When Should I use a DC Block in RF Applications?

Sometimes it is necessary to block the DC component in a RF signal. There are two main reasons to do so. The first one is to protect equipment or components that can't handle DC signals without damaging them. The second reason is to improve measurement accuracy.

1. Function of DC-blocks in RF applications

1.1 Protection

The most obvious function of a DC-block is to protect components that can't stand DC voltages. For example, a mixer that uses a transformer at its input, as many do! If such a component is not protected from the DC bias applied in the RF signal, it will generate high DC currents that can damage the delicate transformer easily. Also, many RF components can't handle DC voltages up to some specified upper limit. In this situation a DC block can be quite useful too.

1.2 Measurement Accuracy

In some situations, a DC component can influence measurement accuracy negatively. A well known example is the measurement of RF power by using a power sensor that also reacts to DC power. For example, a thermocouple-based power sensor. If such a sensor is used to measure RF power in signals that also poses a DC component then the measurement will be (severely) biased. In this situation a DC-blocking capacitor will be necessary.

1.3 No Free Lunch

The use of DC-blocks comes with some drawbacks. Firstly, by using a DC-blocking capacitor there is a discontinuity introduced in an otherwise uninterrupted transmission line. This will degrade VSWR (return loss) to some degree. Note that VSWR is a critical parameter when performing power measurements.
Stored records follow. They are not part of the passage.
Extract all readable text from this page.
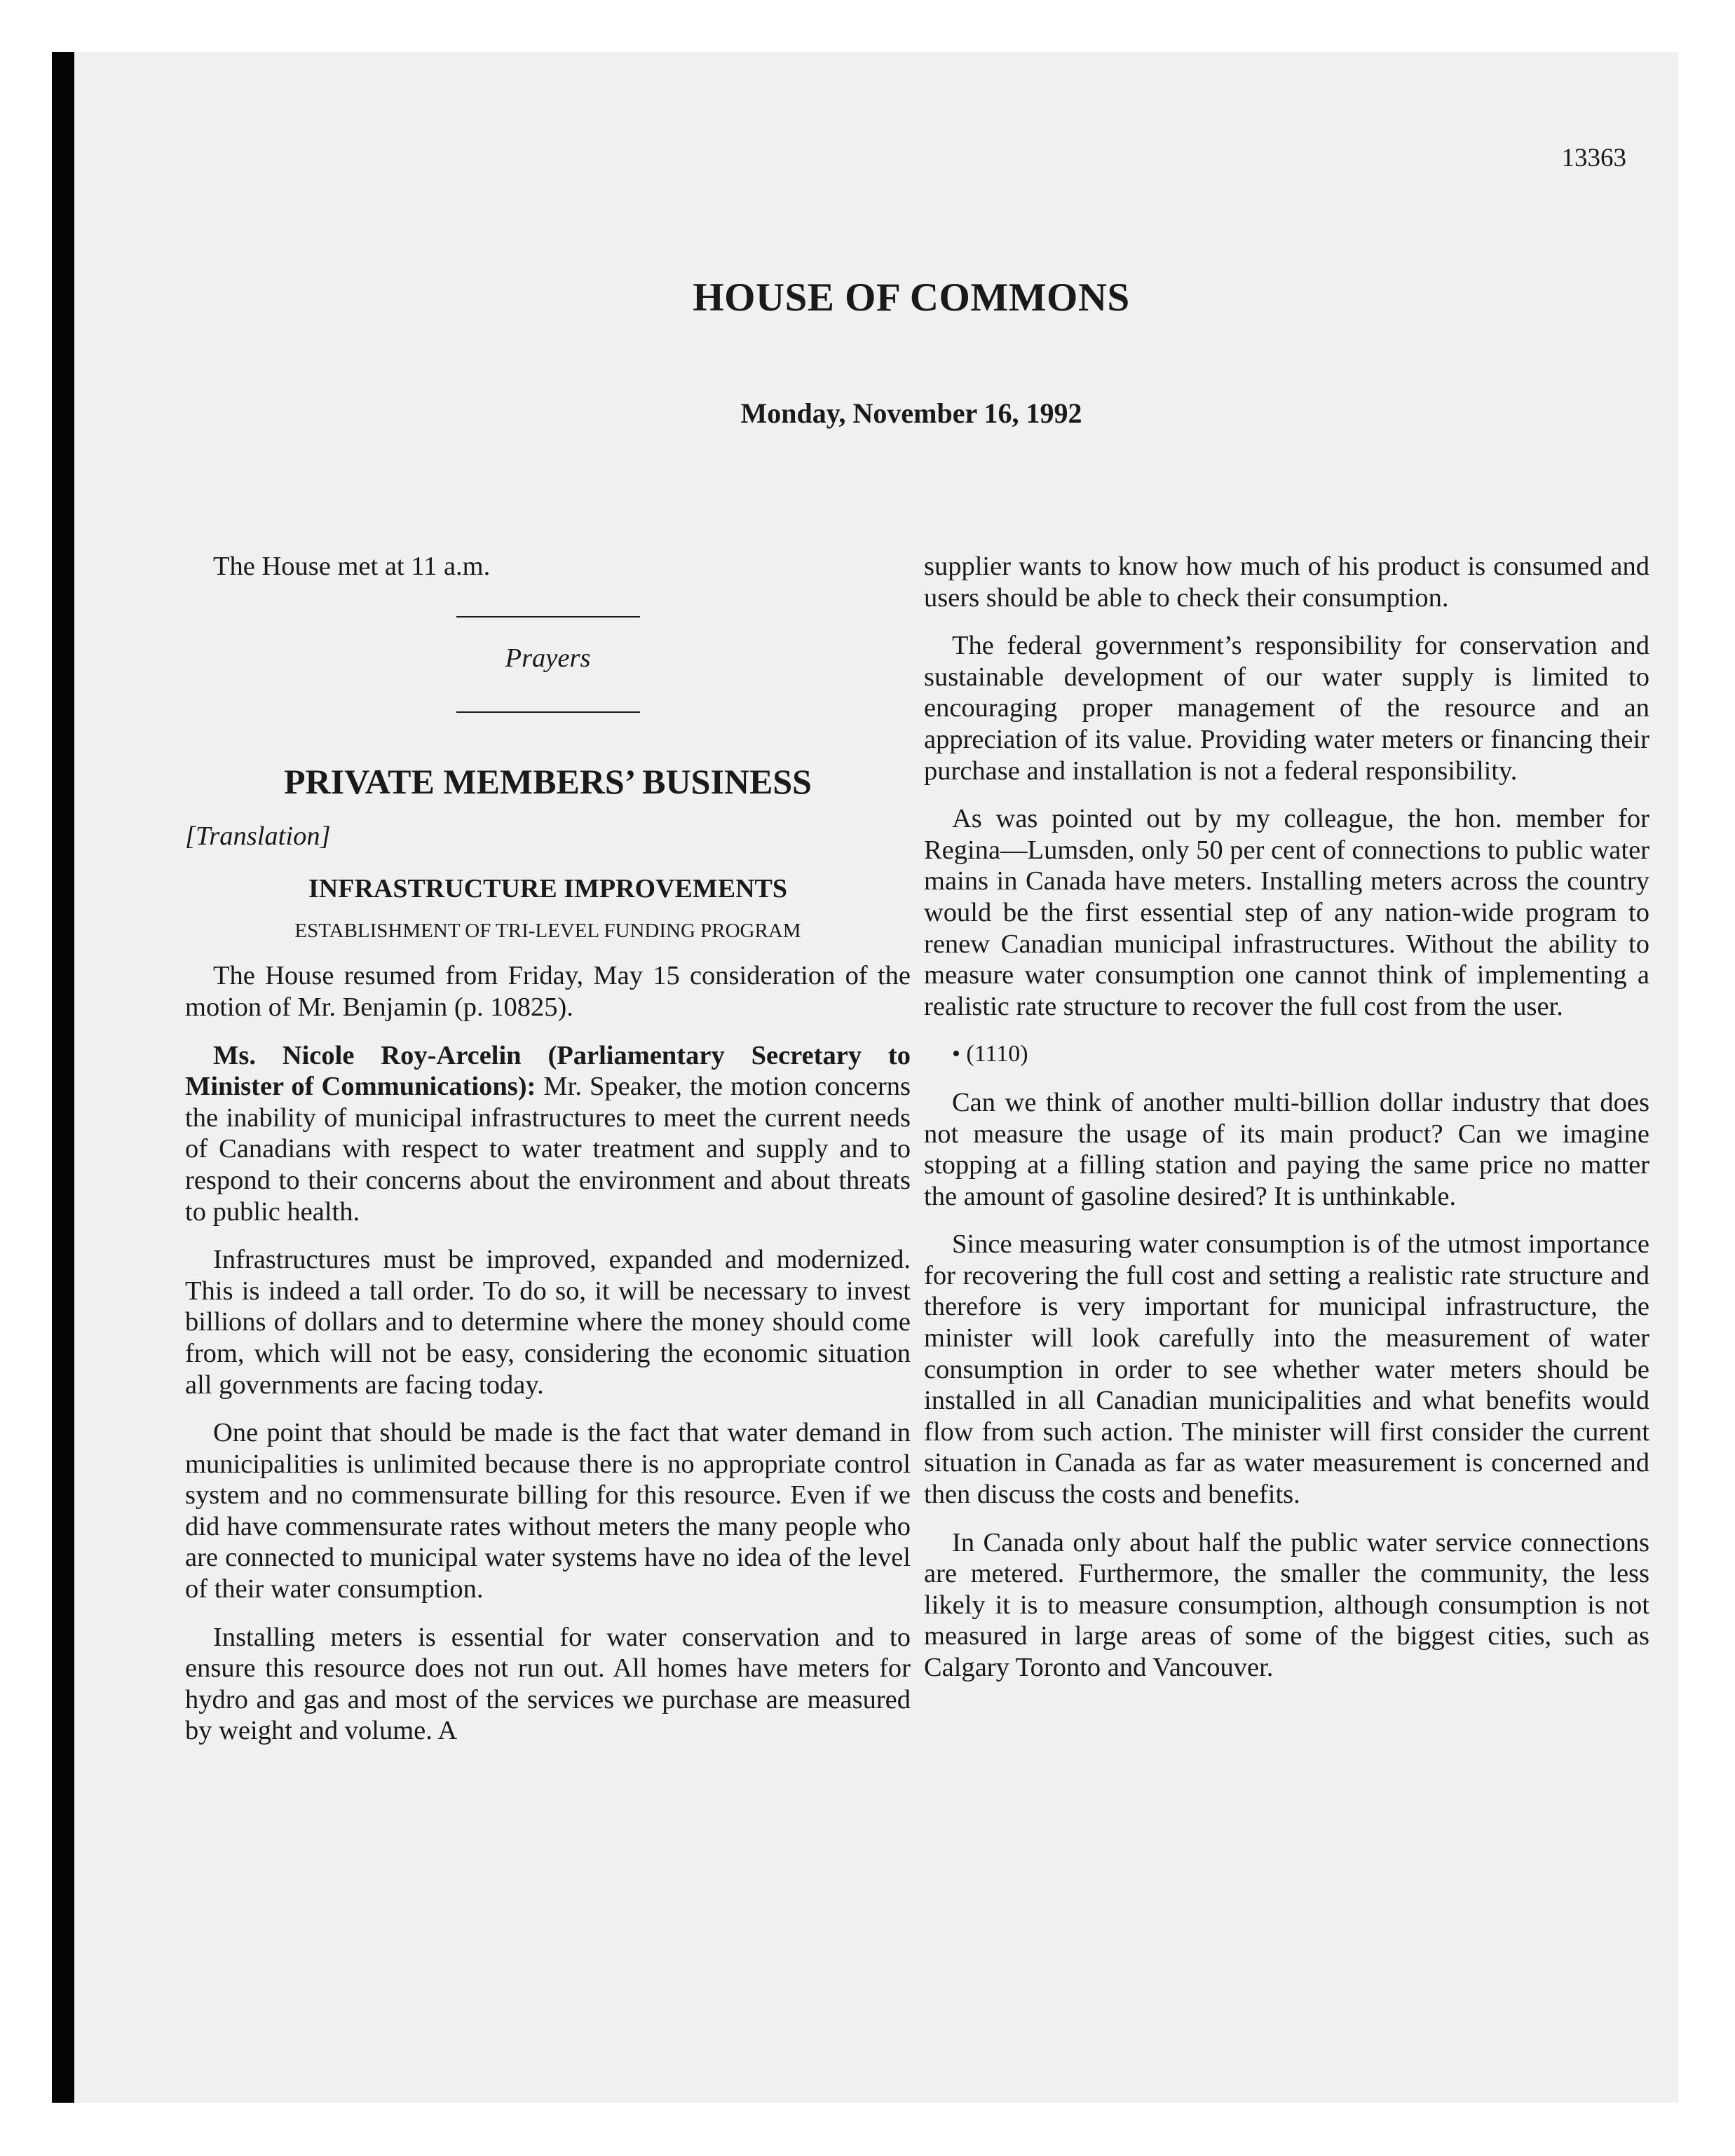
13363
HOUSE OF COMMONS
Monday, November 16, 1992

The House met at 11 a.m.

Prayers
PRIVATE MEMBERS’ BUSINESS
[Translation]
INFRASTRUCTURE IMPROVEMENTS
ESTABLISHMENT OF TRI-LEVEL FUNDING PROGRAM

The House resumed from Friday, May 15 consideration of the motion of Mr. Benjamin (p. 10825).

Ms. Nicole Roy-Arcelin (Parliamentary Secretary to Minister of Communications): Mr. Speaker, the motion concerns the inability of municipal infrastructures to meet the current needs of Canadians with respect to water treatment and supply and to respond to their concerns about the environment and about threats to public health.

Infrastructures must be improved, expanded and modernized. This is indeed a tall order. To do so, it will be necessary to invest billions of dollars and to determine where the money should come from, which will not be easy, considering the economic situation all governments are facing today.

One point that should be made is the fact that water demand in municipalities is unlimited because there is no appropriate control system and no commensurate billing for this resource. Even if we did have commensurate rates without meters the many people who are connected to municipal water systems have no idea of the level of their water consumption.

Installing meters is essential for water conservation and to ensure this resource does not run out. All homes have meters for hydro and gas and most of the services we purchase are measured by weight and volume. A

supplier wants to know how much of his product is consumed and users should be able to check their consumption.

The federal government’s responsibility for conservation and sustainable development of our water supply is limited to encouraging proper management of the resource and an appreciation of its value. Providing water meters or financing their purchase and installation is not a federal responsibility.

As was pointed out by my colleague, the hon. member for Regina—Lumsden, only 50 per cent of connections to public water mains in Canada have meters. Installing meters across the country would be the first essential step of any nation-wide program to renew Canadian municipal infrastructures. Without the ability to measure water consumption one cannot think of implementing a realistic rate structure to recover the full cost from the user.

• (1110)

Can we think of another multi-billion dollar industry that does not measure the usage of its main product? Can we imagine stopping at a filling station and paying the same price no matter the amount of gasoline desired? It is unthinkable.

Since measuring water consumption is of the utmost importance for recovering the full cost and setting a realistic rate structure and therefore is very important for municipal infrastructure, the minister will look carefully into the measurement of water consumption in order to see whether water meters should be installed in all Canadian municipalities and what benefits would flow from such action. The minister will first consider the current situation in Canada as far as water measurement is concerned and then discuss the costs and benefits.

In Canada only about half the public water service connections are metered. Furthermore, the smaller the community, the less likely it is to measure consumption, although consumption is not measured in large areas of some of the biggest cities, such as Calgary Toronto and Vancouver.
The second problem is keep the frequency range of the device up well into the GHz range.

2. Applications

Some examples where the application of a DC block makes sense are:

- Protecting the input of a balanced mixer. For example, when down converting RF signals in a direct conversion receiver architecture. Which can generate dangerously-high DC levels.

- Improving RF power measurements when a power sensor that is sensitive to DC signals is used.

- Protection from higher levels of DC voltage than the component is rated for.

- Improving the signal-to-noise ratio by filtering out low-frequency content.

3. Conclusion

When it comes to the protection of components against DC voltages and / or improving measurement accuracy by preventing DC bias, DC-blocks offer the RF engineer a good solution.